Chris was born in Hamburg 26 years ago, served the Federal Republic of Germany as a civilian and is currently busy studying fashion design. That doesn't stop many people from classifying him as foreign because of his skin colour. Philip Eicker spoke to Chris about Chinese heritage, good behaviour and gay life in San Francisco.
Chris, some Gayromeo profiles say: "Sorry, no Asians." What do you think when you read something like that?
You mean entries like: "Sorry, no Asians, antisocials and ugly people"? (laughs) There are often lists: no fats, no faggots ... I've also read the following about Asians: "Sorry, nothing against you. But your food is good!" I just think to myself: next time, please add a lot of glutamate to his food! (laughs)
Have you ever confronted an author?
No, I click it away and don't get annoyed about it. Too much of a waste of time.
When was the last time you were pigeonholed because of your Chinese ancestry?
It wasn't about me personally, but about my boyfriend. He was asked why he was with an Asian man, as if he had to justify himself.
What do you think?
It happened in the middle of a bar. It's surreal to hear something like that said in public as a matter of course. And for a second I ask myself: why do people say things like that? But the question quickly disappears. It's not the first case. But I think that some people don't know how to behave. That's the lowest level.
Where do these reservations come from?
I'm not a psychologist, but what I think is that the ideal of beauty in the gay community is very masculine. As Asians are less masculine physically, they are perhaps seen as unmanly. Also as exotic. Asians are not Swedish enough. But I have the feeling that people who are younger than me are much more relaxed about the subject.
Do you also encounter such reservations when dating?
Dating was a while ago. But when I was 16, for example, I once dated a guy. After the second or third date, he told me he didn't want to meet up with me again: "My friends said it's not good to date an Asian guy." But he was actually a person with a mind of his own.
How did you react?
I probably just said: All right, I'm off then. Then I left and just thought to myself that someone really needed new friends.
What helps you against racism frustration?

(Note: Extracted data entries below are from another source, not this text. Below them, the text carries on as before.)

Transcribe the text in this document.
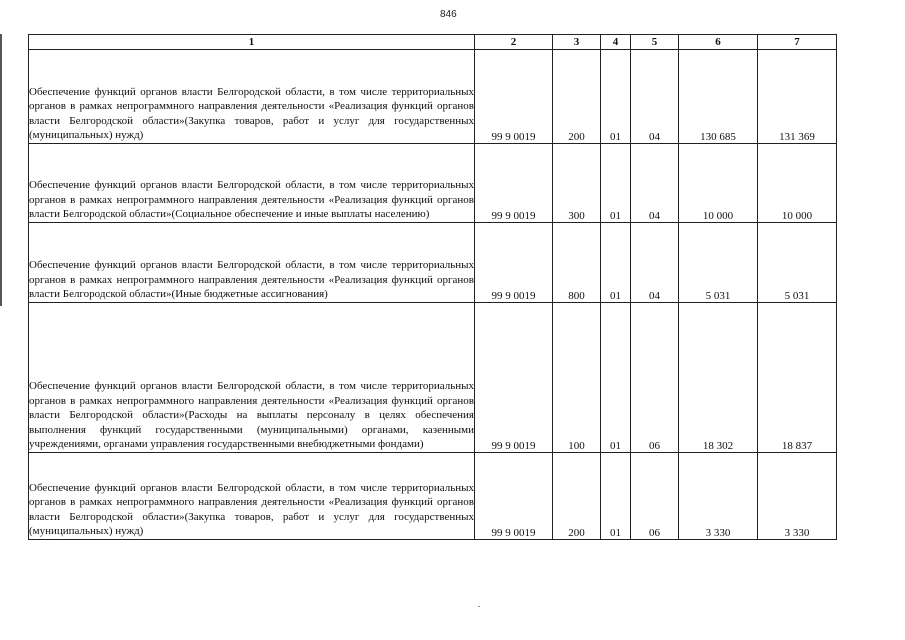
846
1	2	3	4	5	6	7
Обеспечение функций органов власти Белгородской области, в том числе территориальных органов в рамках непрограммного направления деятельности «Реализация функций органов власти Белгородской области»(Закупка товаров, работ и услуг для государственных (муниципальных) нужд)	99 9 0019	200	01	04	130 685	131 369
Обеспечение функций органов власти Белгородской области, в том числе территориальных органов в рамках непрограммного направления деятельности «Реализация функций органов власти Белгородской области»(Социальное обеспечение и иные выплаты населению)	99 9 0019	300	01	04	10 000	10 000
Обеспечение функций органов власти Белгородской области, в том числе территориальных органов в рамках непрограммного направления деятельности «Реализация функций органов власти Белгородской области»(Иные бюджетные ассигнования)	99 9 0019	800	01	04	5 031	5 031
Обеспечение функций органов власти Белгородской области, в том числе территориальных органов в рамках непрограммного направления деятельности «Реализация функций органов власти Белгородской области»(Расходы на выплаты персоналу в целях обеспечения выполнения функций государственными (муниципальными) органами, казенными учреждениями, органами управления государственными внебюджетными фондами)	99 9 0019	100	01	06	18 302	18 837
Обеспечение функций органов власти Белгородской области, в том числе территориальных органов в рамках непрограммного направления деятельности «Реализация функций органов власти Белгородской области»(Закупка товаров, работ и услуг для государственных (муниципальных) нужд)	99 9 0019	200	01	06	3 330	3 330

When I talk to my friends about it. They often react with shock. Later we make jokes about it and think how stupid it is. Sometimes they have an ear for more serious words. That helps. But in general, I just don't do things like that in my house, I keep my distance.
You live in a relationship. Do you sometimes feel marginalised?
No way! Some things are new to my boyfriend and he likes that, but there's definitely no atmosphere like that: One is better than the other.
You lived in the USA with your parents when you were 17. Was the situation there similar?
You have to know that: We were in a suburb of San Francisco, a very conservative neighbourhood. But when I went into the city with friends, being gay was the most normal thing in the world. There are many more Asians and now even more Latinos than Caucasian people in California, so the gay community has more facets. People there naturally have preferences and dislikes, but you can't categorise Asians away so easily because you deal with them every day. People don't have a fundamental dislike.
Speaking of prejudices: You're studying fashion design. How gay is that?
Super gay, right? (laughs) I fulfil a lot of clichés: I'm the gay, slightly wacky, effeminate fashion designer - but I don't care. I don't want people to think that about me. I don't want to make decisions based on whether people think certain things are "too gay". But the judgement behind it is terrifying! Nobody is forcing you to act sexually with people you're not into. If you still have to make this clear immediately in such a discriminatory way, you lack education. Or you've been taught something wrong.